Florida's Peter Thliveros took fishing a soft plastic minnow bait to the next level when he popularized the "Petey Rig," featuring a finesse weight pegged 10 to 12 inches in front of a weightless, Texas rigged Fluke.
Over the course of his career, Thliveros has earned well over $100,000 casting the unique offering to bass from coast to coast. Typically rigged weightless and twitched around cover or over shallow grass, Thliveros proved that the Fluke can be deadly when rigged in an unconventional manner.

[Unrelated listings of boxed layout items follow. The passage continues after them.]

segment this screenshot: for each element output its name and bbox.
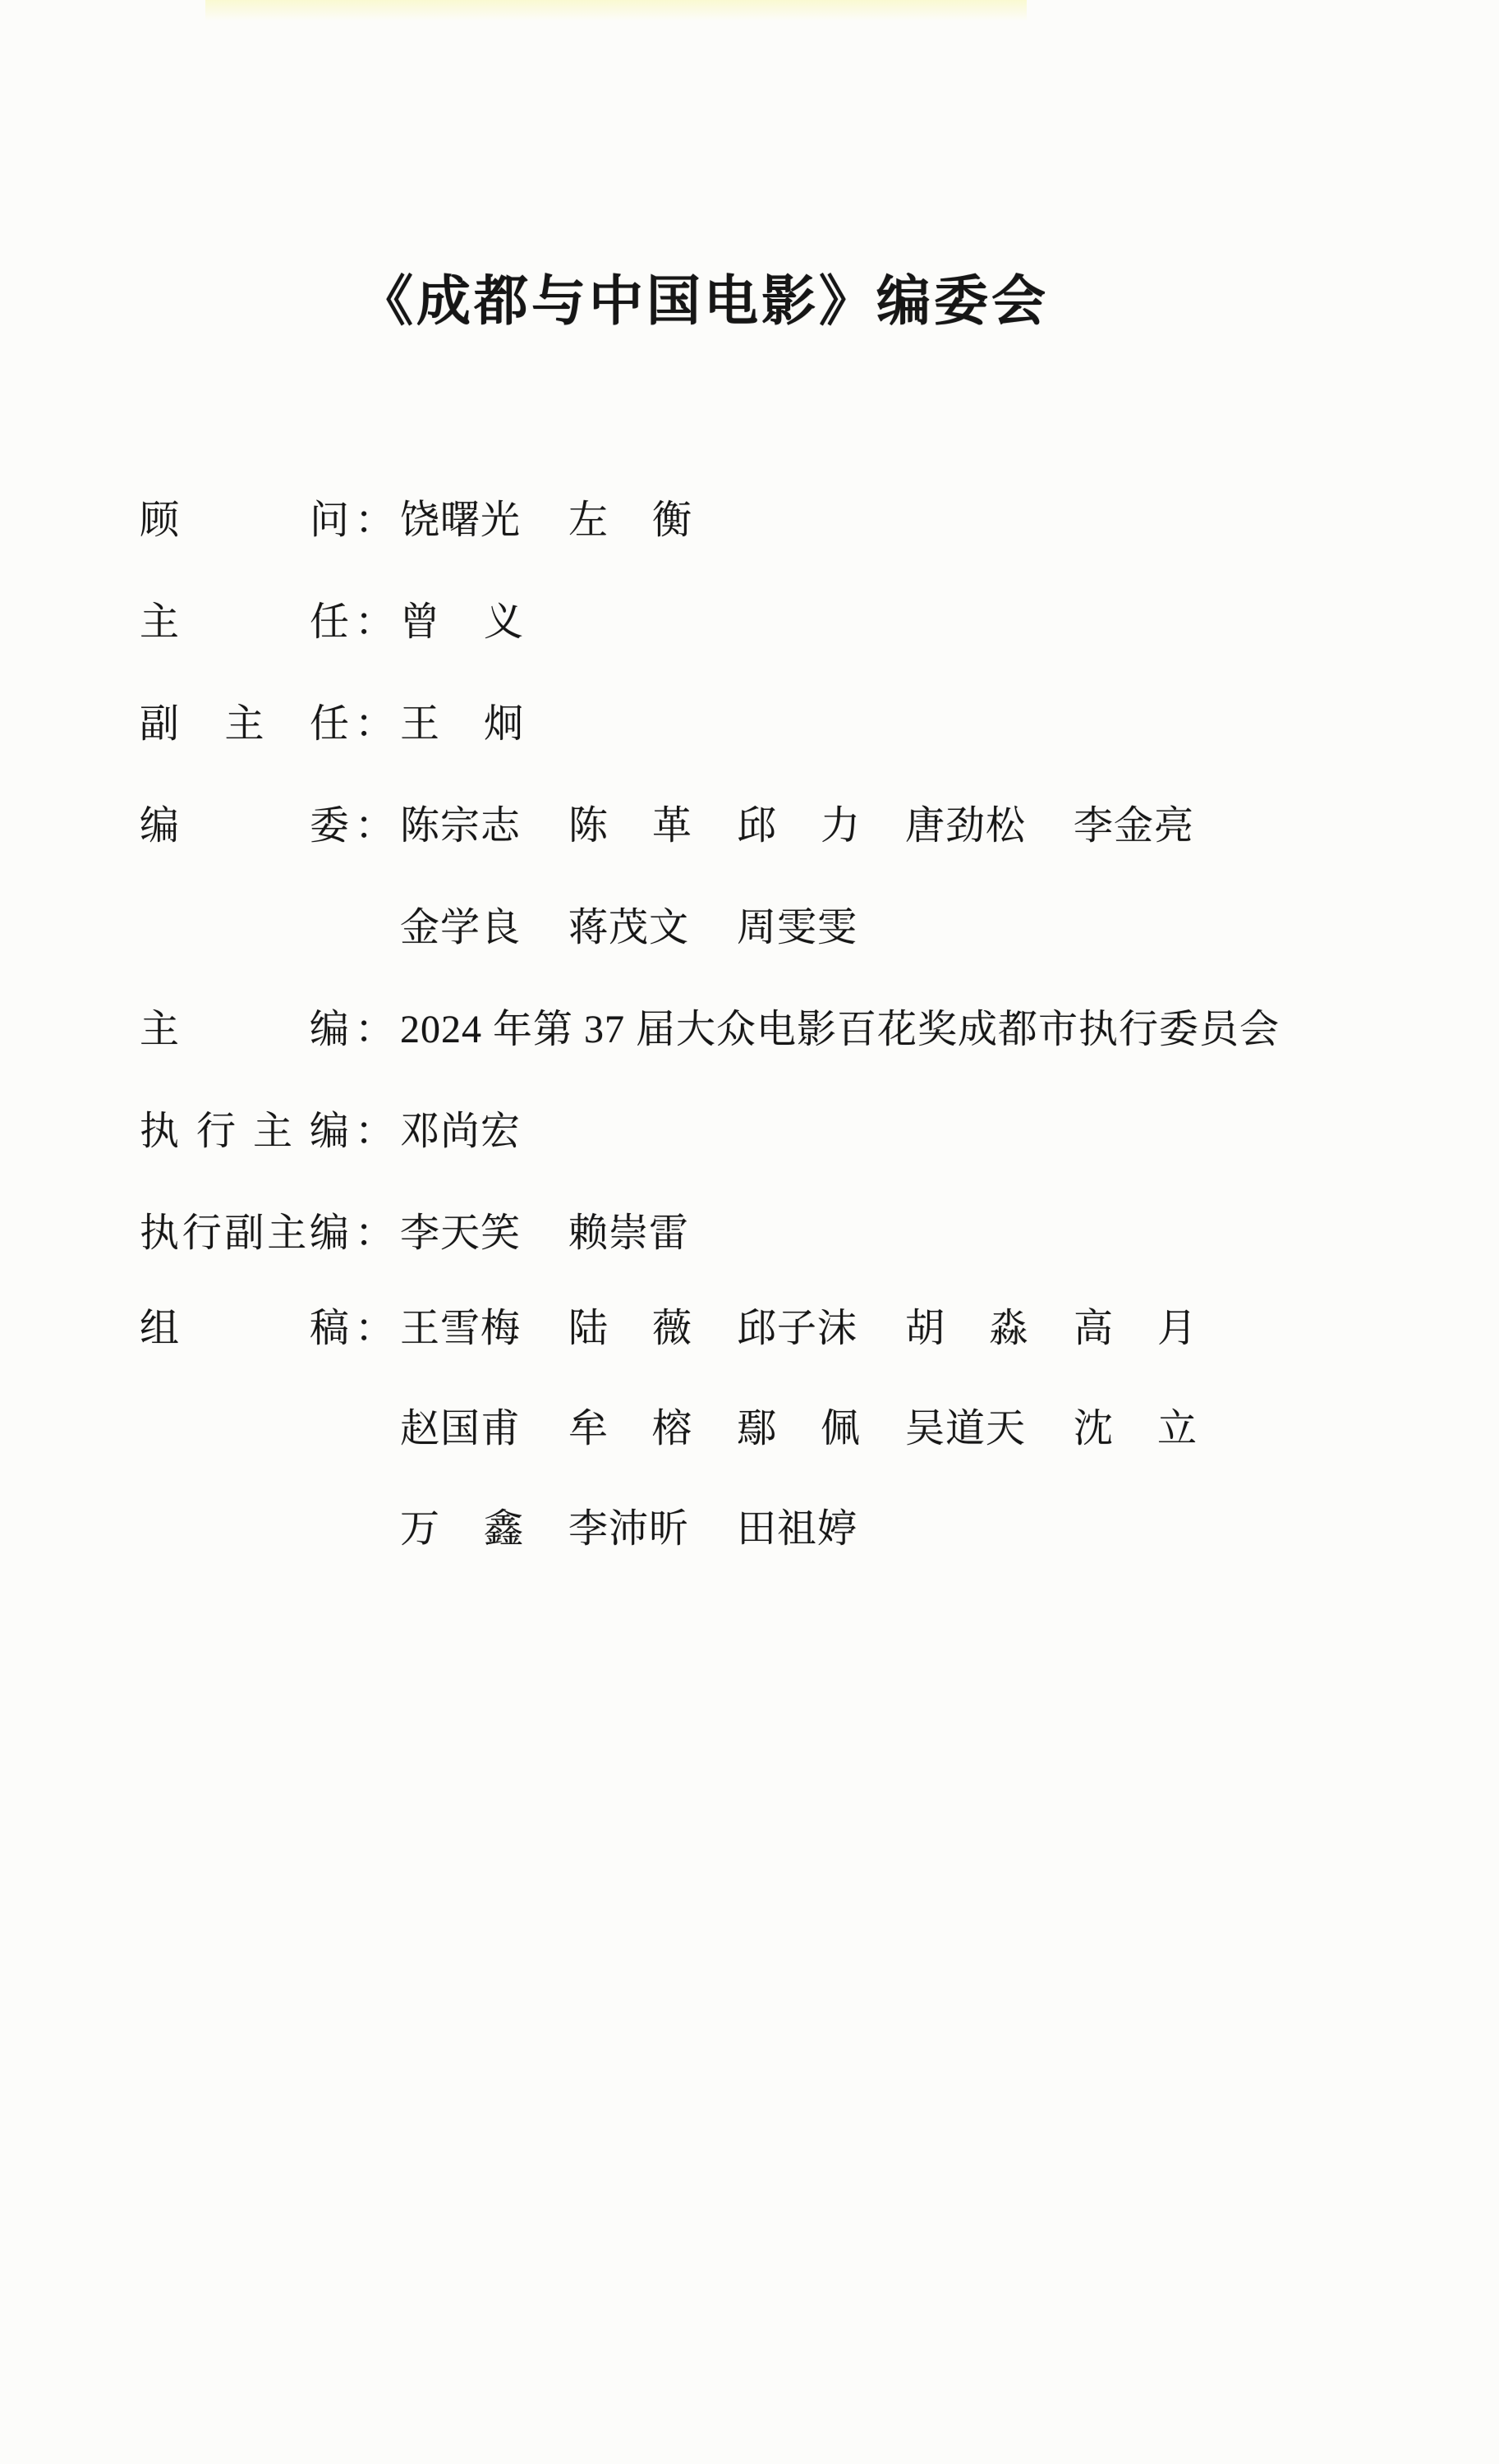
row-names: 邓尚宏 [400,1109,523,1154]
member-name-char: 曾 [400,600,439,645]
member-name-char: 力 [821,803,860,848]
member-name-char: 左 [568,498,608,543]
row-label: 主编 [140,1007,349,1052]
member-name-char: 王 [400,701,439,747]
row-label-char: 编 [310,1211,349,1256]
row-colon: ： [349,701,400,747]
member-name: 陈宗志 [400,803,523,848]
row-names: 曾义 [400,600,523,645]
member-name: 王炯 [400,701,523,747]
row-colon: ： [349,1007,400,1052]
row-label: 顾问 [140,498,349,543]
row-label-char: 主 [224,701,264,747]
doc-title: 《成都与中国电影》编委会 [0,269,1408,334]
member-name: 陆薇 [568,1306,692,1351]
row-label-char: 任 [310,600,349,645]
committee-line-6-0: 执行副主编：李天笑赖崇雷 [140,1211,692,1256]
member-name: 李天笑 [400,1211,523,1256]
member-name: 赖崇雷 [568,1211,692,1256]
member-name: 邱子沫 [737,1306,860,1351]
row-names: 赵国甫牟榕鄢佩吴道天沈立 [400,1406,1197,1451]
member-name-char: 牟 [568,1406,608,1451]
row-names: 陈宗志陈革邱力唐劲松李金亮 [400,803,1197,848]
member-name-char: 月 [1157,1306,1197,1351]
committee-line-4-0: 主编：2024 年第 37 届大众电影百花奖成都市执行委员会 [140,1007,1280,1052]
row-colon: ： [349,803,400,848]
row-names: 万鑫李沛昕田祖婷 [400,1506,860,1551]
member-name-char: 立 [1157,1406,1197,1451]
member-name: 2024 年第 37 届大众电影百花奖成都市执行委员会 [400,1007,1280,1052]
member-name-char: 胡 [905,1306,945,1351]
member-name-char: 衡 [652,498,692,543]
row-label-char: 编 [310,1007,349,1052]
member-name-char: 鑫 [484,1506,523,1551]
member-name: 高月 [1074,1306,1197,1351]
member-name: 田祖婷 [737,1506,860,1551]
member-name-char: 佩 [821,1406,860,1451]
row-label-char: 任 [310,701,349,747]
committee-line-5-0: 执行主编：邓尚宏 [140,1109,523,1154]
member-name: 李金亮 [1074,803,1197,848]
row-names: 李天笑赖崇雷 [400,1211,692,1256]
row-colon: ： [349,1109,400,1154]
row-names: 王炯 [400,701,523,747]
member-name: 王雪梅 [400,1306,523,1351]
row-label-char: 组 [140,1306,179,1351]
member-name: 万鑫 [400,1506,523,1551]
row-label-char: 主 [267,1211,306,1256]
member-name: 蒋茂文 [568,905,692,950]
member-name-char: 万 [400,1506,439,1551]
row-label: 组稿 [140,1306,349,1351]
committee-line-3-0: 编委：陈宗志陈革邱力唐劲松李金亮 [140,803,1197,848]
member-name: 吴道天 [905,1406,1028,1451]
member-name-char: 炯 [484,701,523,747]
member-name: 牟榕 [568,1406,692,1451]
member-name: 陈革 [568,803,692,848]
member-name-char: 淼 [989,1306,1028,1351]
row-label-char: 委 [310,803,349,848]
member-name-char: 鄢 [737,1406,776,1451]
row-names: 金学良蒋茂文周雯雯 [400,905,860,950]
row-label-char: 主 [253,1109,292,1154]
row-label-char: 主 [140,600,179,645]
committee-line-7-1: 赵国甫牟榕鄢佩吴道天沈立 [140,1406,1197,1451]
row-label-char: 副 [140,701,179,747]
row-label: 编委 [140,803,349,848]
row-colon: ： [349,1211,400,1256]
row-label-char: 副 [224,1211,264,1256]
member-name-char: 陈 [568,803,608,848]
row-names: 2024 年第 37 届大众电影百花奖成都市执行委员会 [400,1007,1280,1052]
committee-line-3-1: 金学良蒋茂文周雯雯 [140,905,860,950]
member-name: 赵国甫 [400,1406,523,1451]
row-label-char: 行 [196,1109,236,1154]
committee-line-0-0: 顾问：饶曙光左衡 [140,498,692,543]
committee-line-7-0: 组稿：王雪梅陆薇邱子沫胡淼高月 [140,1306,1197,1351]
row-label: 执行主编 [140,1109,349,1154]
row-label-char: 编 [140,803,179,848]
row-label: 执行副主编 [140,1211,349,1256]
row-label-char: 问 [310,498,349,543]
row-colon: ： [349,1306,400,1351]
member-name: 胡淼 [905,1306,1028,1351]
member-name: 饶曙光 [400,498,523,543]
row-label-char: 主 [140,1007,179,1052]
row-colon: ： [349,600,400,645]
row-label: 副主任 [140,701,349,747]
member-name: 左衡 [568,498,692,543]
committee-line-2-0: 副主任：王炯 [140,701,523,747]
member-name-char: 革 [652,803,692,848]
row-label: 主任 [140,600,349,645]
member-name: 唐劲松 [905,803,1028,848]
row-label-char: 行 [182,1211,222,1256]
row-colon: ： [349,498,400,543]
member-name-char: 陆 [568,1306,608,1351]
row-label-char: 编 [310,1109,349,1154]
member-name: 金学良 [400,905,523,950]
member-name: 沈立 [1074,1406,1197,1451]
member-name-char: 榕 [652,1406,692,1451]
member-name: 鄢佩 [737,1406,860,1451]
member-name-char: 高 [1074,1306,1113,1351]
row-label-char: 顾 [140,498,179,543]
member-name: 邱力 [737,803,860,848]
scan-edge-tint [205,0,1027,21]
row-names: 王雪梅陆薇邱子沫胡淼高月 [400,1306,1197,1351]
member-name: 周雯雯 [737,905,860,950]
member-name-char: 义 [484,600,523,645]
document-page: 《成都与中国电影》编委会 顾问：饶曙光左衡主任：曾义副主任：王炯编委：陈宗志陈革… [0,0,1499,2464]
member-name-char: 薇 [652,1306,692,1351]
committee-line-1-0: 主任：曾义 [140,600,523,645]
member-name: 曾义 [400,600,523,645]
row-label-char: 执 [140,1109,179,1154]
member-name-char: 沈 [1074,1406,1113,1451]
row-label-char: 执 [140,1211,179,1256]
committee-line-7-2: 万鑫李沛昕田祖婷 [140,1506,860,1551]
row-names: 饶曙光左衡 [400,498,692,543]
member-name: 李沛昕 [568,1506,692,1551]
member-name-char: 邱 [737,803,776,848]
row-label-char: 稿 [310,1306,349,1351]
member-name: 邓尚宏 [400,1109,523,1154]
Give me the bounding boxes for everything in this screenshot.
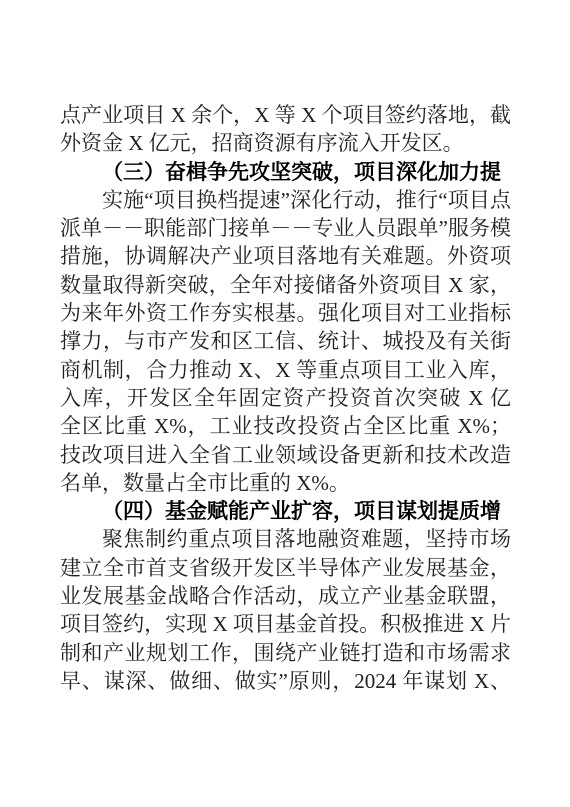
text-line: 措施，协调解决产业项目落地有关难题。外资项目洽谈和落地 <box>60 242 511 270</box>
section-heading-four: （四）基金赋能产业扩容，项目谋划提质增效 <box>60 497 511 525</box>
text-line: 点产业项目 X 余个，X 等 X 个项目签约落地，截至目前引入市 <box>60 101 511 129</box>
text-line: 技改项目进入全省工业领域设备更新和技术改造奖补资金项目 <box>60 441 511 469</box>
text-line: 制和产业规划工作，围绕产业链打造和市场需求目标，坚持“谋 <box>60 639 511 667</box>
document-page: 点产业项目 X 余个，X 等 X 个项目签约落地，截至目前引入市 外资金 X 亿… <box>0 0 570 807</box>
text-line-paragraph-start: 聚焦制约重点项目落地融资难题，坚持市场思维抓资本， <box>60 525 511 553</box>
section-heading-three: （三）奋楫争先攻坚突破，项目深化加力提速 <box>60 158 511 186</box>
text-line: 商机制，合力推动 X、X 等重点项目工业入库，X 等项目纳统 <box>60 356 511 384</box>
text-line: 项目签约，实现 X 项目基金首投。积极推进 X 片区地块控规编 <box>60 610 511 638</box>
text-line-paragraph-start: 实施“项目换档提速”深化行动，推行“项目点单－－管委会 <box>60 186 511 214</box>
text-line: 入库，开发区全年固定资产投资首次突破 X 亿元，工业投资占 <box>60 384 511 412</box>
text-line: 早、谋深、做细、做实”原则，2024 年谋划 X、X、X 等 X 大特 <box>60 667 511 695</box>
document-text-block: 点产业项目 X 余个，X 等 X 个项目签约落地，截至目前引入市 外资金 X 亿… <box>60 101 511 695</box>
text-line: 数量取得新突破，全年对接储备外资项目 X 家，注册落地 X 家， <box>60 271 511 299</box>
text-line: 建立全市首支省级开发区半导体产业发展基金，举办半导体产 <box>60 554 511 582</box>
text-line: 为来年外资工作夯实根基。强化项目对工业指标的贡献度、支 <box>60 299 511 327</box>
text-line-paragraph-end: 外资金 X 亿元，招商资源有序流入开发区。 <box>60 129 511 157</box>
text-line: 撑力，与市产发和区工信、统计、城投及有关街道形成定期磋 <box>60 327 511 355</box>
text-line: 全区比重 X%，工业技改投资占全区比重 X%；X、X、X 3 个 <box>60 412 511 440</box>
text-line-paragraph-end: 名单，数量占全市比重的 X%。 <box>60 469 511 497</box>
text-line: 派单－－职能部门接单－－专业人员跟单”服务模式，采取有效 <box>60 214 511 242</box>
text-line: 业发展基金战略合作活动，成立产业基金联盟，推动 X 个基金 <box>60 582 511 610</box>
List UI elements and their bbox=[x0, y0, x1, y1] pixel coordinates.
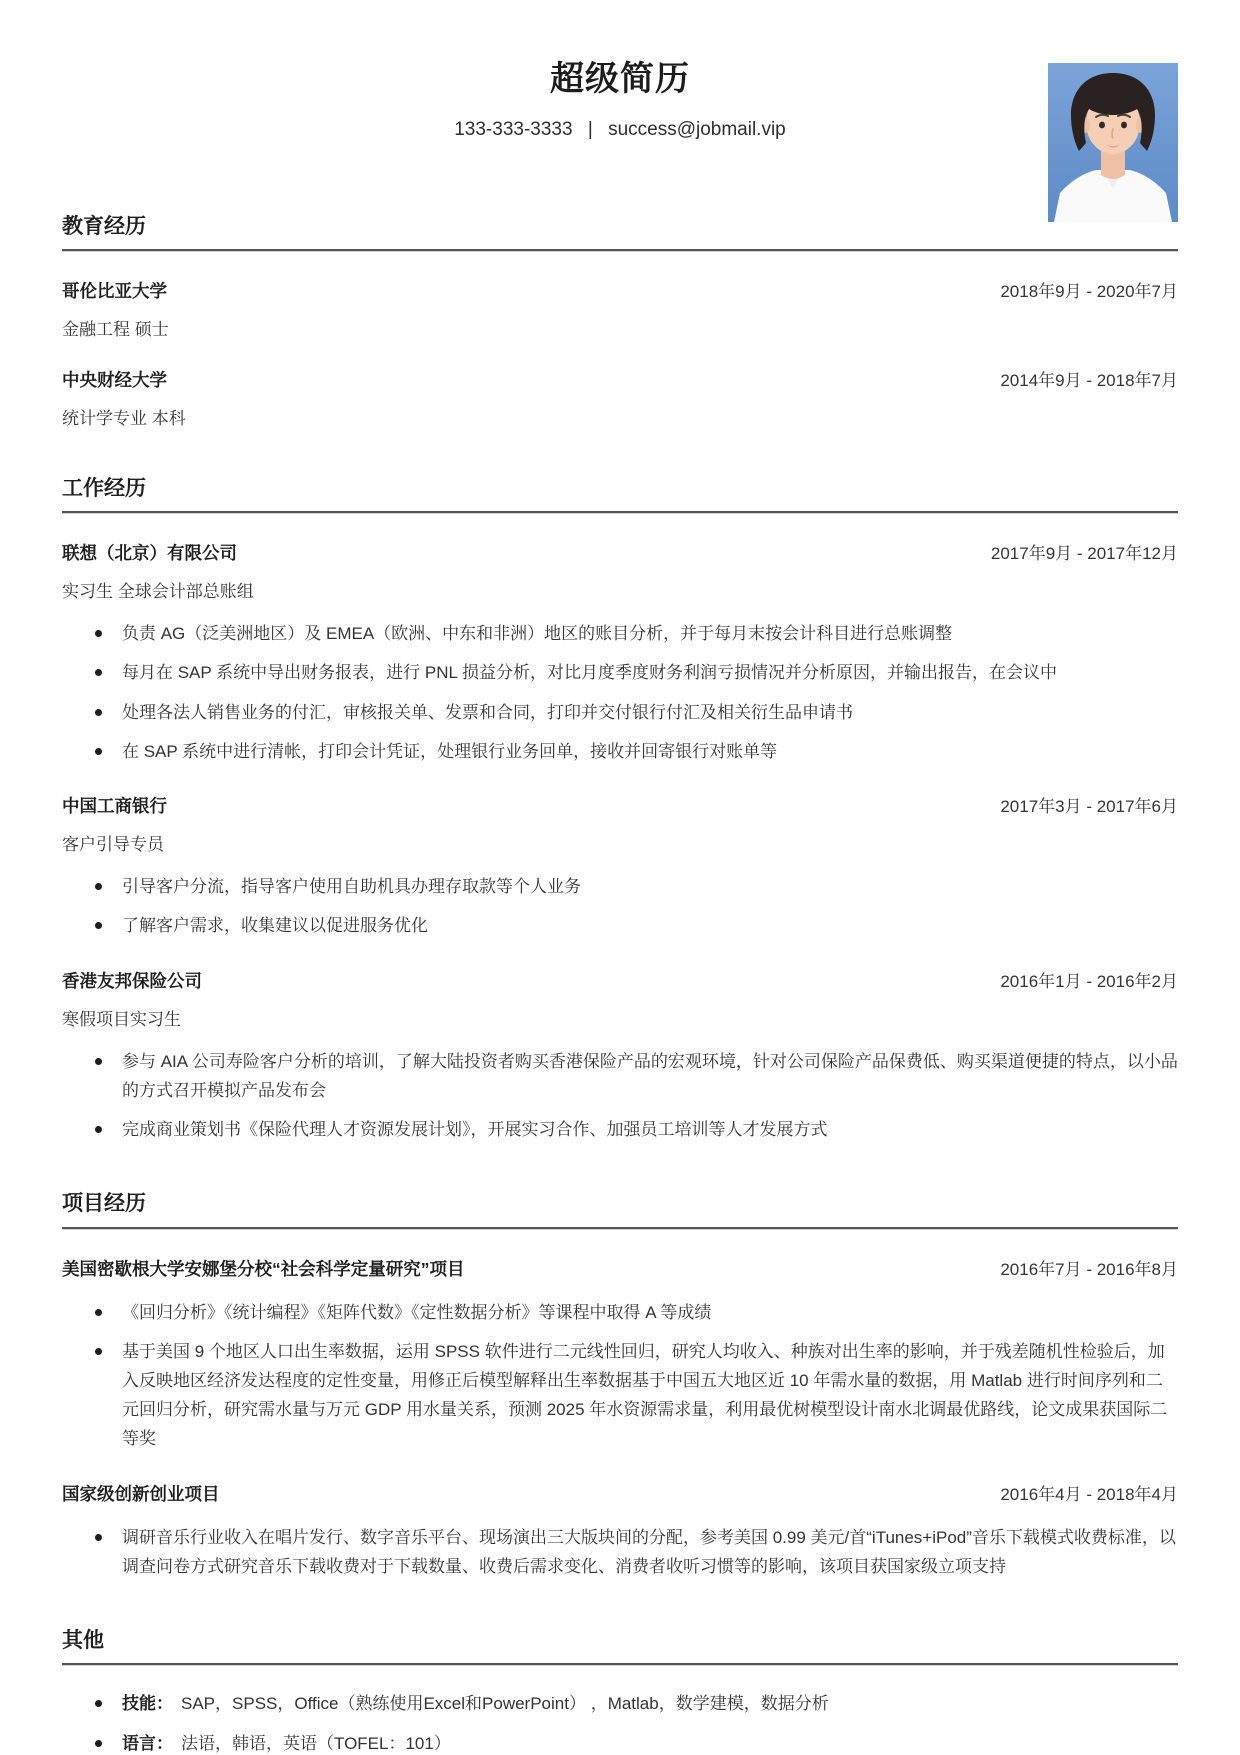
profile-photo-image bbox=[1048, 63, 1178, 222]
education-entry: 中央财经大学 2014年9月 - 2018年7月 统计学专业 本科 bbox=[62, 366, 1178, 429]
email-address: success@jobmail.vip bbox=[608, 119, 786, 140]
job-role: 寒假项目实习生 bbox=[62, 1005, 1178, 1030]
company-name: 中国工商银行 bbox=[62, 793, 167, 818]
bullet-item: 处理各法人销售业务的付汇，审核报关单、发票和合同，打印并交付银行付汇及相关衍生品… bbox=[122, 698, 1178, 727]
section-divider bbox=[62, 1663, 1178, 1665]
bullet-list: 技能：SAP，SPSS，Office（熟练使用Excel和PowerPoint）… bbox=[62, 1689, 1178, 1755]
project-entry: 国家级创新创业项目 2016年4月 - 2018年4月 调研音乐行业收入在唱片发… bbox=[62, 1480, 1178, 1581]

Fellow Elite Series pro Grant Goldbeck has also discovered that the Fluke can be an effective tool when paired with a weight. However, Goldbeck prefers to Texas rig the Fluke with a 3/8-ounce tungsten slip sinker and allow the weight to slide freely along his main lane. "A lot of people think that when you're fishing a soft plastic shad bait that you're targeting schooling fish or postspawn," says Goldbeck. "In the summer, fish will get offshore and position on brush and rock."
Whenever the bass are holding on cover in deeper water, a Texas rigged Fluke has the potential to trigger both reaction and hunger strikes. "When the bait is falling, it looks like a wounded baitfish," he says. "That's why I don't peg my weight. If the weight is pegged, the bait just drops straight down.
If the weight is sliding freely on the line, the bait will follow the weight to the bottom and will have a subtle side-to-side action as it falls. Those fish can't stand it." Generally, Goldbeck will use a 3/8-ounce tungsten weight but will go as light as 1/4 ounce in calm conditions or in shallower water. If he's targeting dense cover or water deeper than 20 feet, he'll use a 5/8-ounce tungsten weight. "You want to be able to pop the bait over the cover and then let it flutter down. It's a really natural presentation that is similar to twitching a Fluke when it's weightless."
While most Texas rigged soft plastics are intended to imitate a crawfish, lizard, worm or other bottom-dwelling prey, Goldbeck believes that a weighted Fluke closely mimics baitfish like bluegill or shad. Once the bait is lowered into a brushpile, it mimics a feeding baitfish.
"It's a great way to catch a big fish and also put a lot of fish in the boat," Goldbeck says. "Sometimes you have to think outside the box to get a lot more bites and catch bigger fish. Don't be scared to do it."